Drug design, sometimes referred to as rational drug design or simply rational design, is the inventive process of finding new medications based on the knowledge of a biological target.[1] The drug is most commonly an organic small molecule that activates or inhibits the function of a biomolecule such as a protein, which in turn results in a therapeutic benefit to the patient. In the most basic sense, drug design involves the design of molecules that are complementary in shape and charge to the biomolecular target with which they interact and therefore will bind to it. Drug design frequently but not necessarily relies on computer modeling techniques.[2] This type of modeling is often referred to as computer-aided drug design. Finally, drug design that relies on the knowledge of the three-dimensional structure of the biomolecular target is known as structure-based drug design.[2] In addition to small molecules, biopharmaceuticals and especially therapeutic antibodies are an increasingly important class of drugs and computational methods for improving the affinity, selectivity, and stability of these protein-based therapeutics have also been developed.[3]
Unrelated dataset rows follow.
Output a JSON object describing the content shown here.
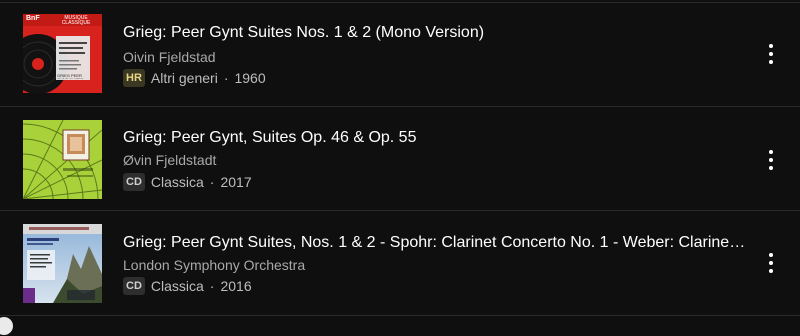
{
  "albums": [
    {
      "title": "Grieg: Peer Gynt Suites Nos. 1 & 2 (Mono Version)",
      "artist": "Oivin Fjeldstad",
      "badge": "HR",
      "genre": "Altri generi",
      "year": "1960",
      "cover_text": [
        "BnF",
        "MUSIQUE CLASSIQUE",
        "GRIEG PEER GYNT SUITES NOS. 1&2"
      ]
    },
    {
      "title": "Grieg: Peer Gynt, Suites Op. 46 & Op. 55",
      "artist": "Øvin Fjeldstadt",
      "badge": "CD",
      "genre": "Classica",
      "year": "2017"
    },
    {
      "title": "Grieg: Peer Gynt Suites, Nos. 1 & 2 - Spohr: Clarinet Concerto No. 1 - Weber: Clarinet Co...",
      "artist": "London Symphony Orchestra",
      "badge": "CD",
      "genre": "Classica",
      "year": "2016"
    }
  ],
  "separator": "·",
  "icons": {
    "more": "more-vertical-icon"
  }
}
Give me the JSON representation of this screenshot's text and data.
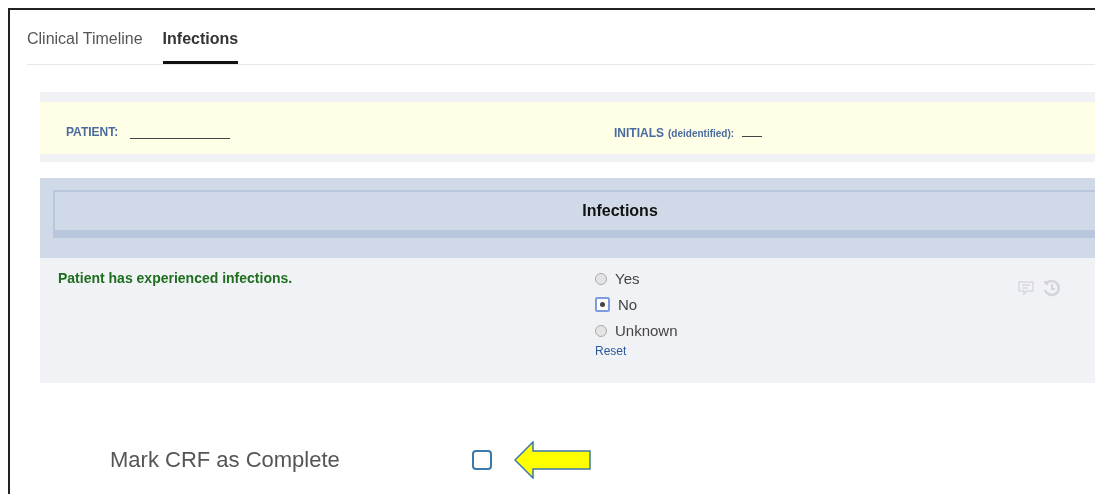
{
  "tabs": [
    {
      "label": "Clinical Timeline",
      "selected": false
    },
    {
      "label": "Infections",
      "selected": true
    }
  ],
  "patient": {
    "label": "PATIENT:",
    "initials_label": "INITIALS",
    "initials_note": "(deidentified):"
  },
  "section": {
    "title": "Infections"
  },
  "question": {
    "label": "Patient has experienced infections.",
    "options": [
      {
        "label": "Yes",
        "selected": false
      },
      {
        "label": "No",
        "selected": true
      },
      {
        "label": "Unknown",
        "selected": false
      }
    ],
    "reset": "Reset"
  },
  "complete": {
    "label": "Mark CRF as Complete",
    "checked": false
  }
}
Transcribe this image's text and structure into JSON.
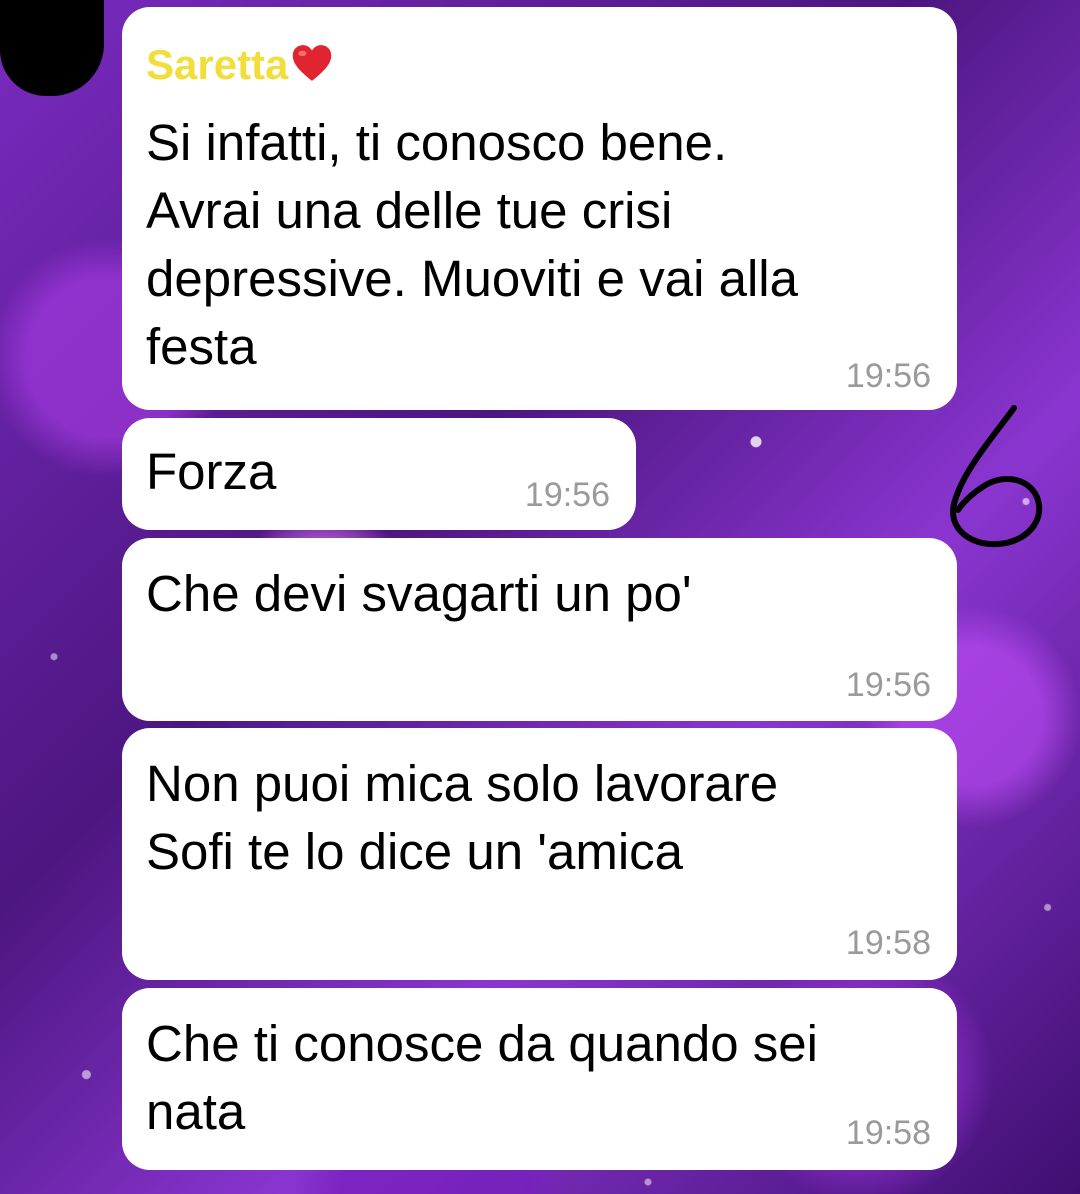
{
  "chat": {
    "sender_name": "Saretta",
    "sender_emoji": "❤️",
    "messages": [
      {
        "lines": [
          "Si infatti, ti conosco bene.",
          "Avrai una delle tue crisi",
          "depressive. Muoviti e vai alla",
          "festa"
        ],
        "time": "19:56"
      },
      {
        "lines": [
          "Forza"
        ],
        "time": "19:56"
      },
      {
        "lines": [
          "Che devi svagarti un po'"
        ],
        "time": "19:56"
      },
      {
        "lines": [
          "Non puoi mica solo lavorare",
          "Sofi te lo dice un 'amica"
        ],
        "time": "19:58"
      },
      {
        "lines": [
          "Che ti conosce da quando sei",
          "nata"
        ],
        "time": "19:58"
      }
    ]
  },
  "annotation": {
    "handwritten_number": "6"
  }
}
The phrase "drug design" is to some extent a misnomer. A more accurate term is ligand design (i.e., design of a molecule that will bind tightly to its target).[4] Although modeling techniques for prediction of binding affinity are reasonably successful, there are many other properties, such as bioavailability, metabolic half-life, side effects, etc., that first must be optimized before a ligand can become a safe and efficacious drug. These other characteristics are often difficult to predict using computer-aided drug design techniques. Nevertheless due to high attrition rates, especially during clinical phases of drug development, more attention is being focused early in the drug design process on selecting candidate drugs whose physicochemical properties are predicted to result in fewer complications during development and hence more likely to lead to an approved, marketed drug.[5] Furthermore in vitro experiments complemented with computation methods are increasingly used in early drug discovery to select compounds with more favorable ADME (absorption, distribution, metabolism, and excretion) and toxicological profiles.[6]

Drug targets[edit]

A biomolecular target (most commonly a protein or nucleic acid) is a key molecule involved in a particular metabolic or signaling pathway that is associated with a specific disease condition or pathology or to the infectivity or survival of a microbial pathogen. Potential drug targets are not necessarily disease causing but must by definition be disease modifying.[7] In some cases, small molecules will be designed to enhance or inhibit the target function in the specific disease modifying pathway. Small molecules (for example receptor agonists, antagonists, inverse agonists, or modulators; enzyme activators or inhibitors; or ion channel openers or blockers)[8] will be designed that are complementary to the binding site site of target.[9] Small molecules (drugs) can be designed so as not to affect any other important "off-target" molecules (often referred to as antitargets) since drug interactions with off-target molecules may lead to undesirable side effects.[10] Due to similarities in binding sites, closely related targets identified through sequence homology have the highest chance of cross reactivity and hence highest side effect potential.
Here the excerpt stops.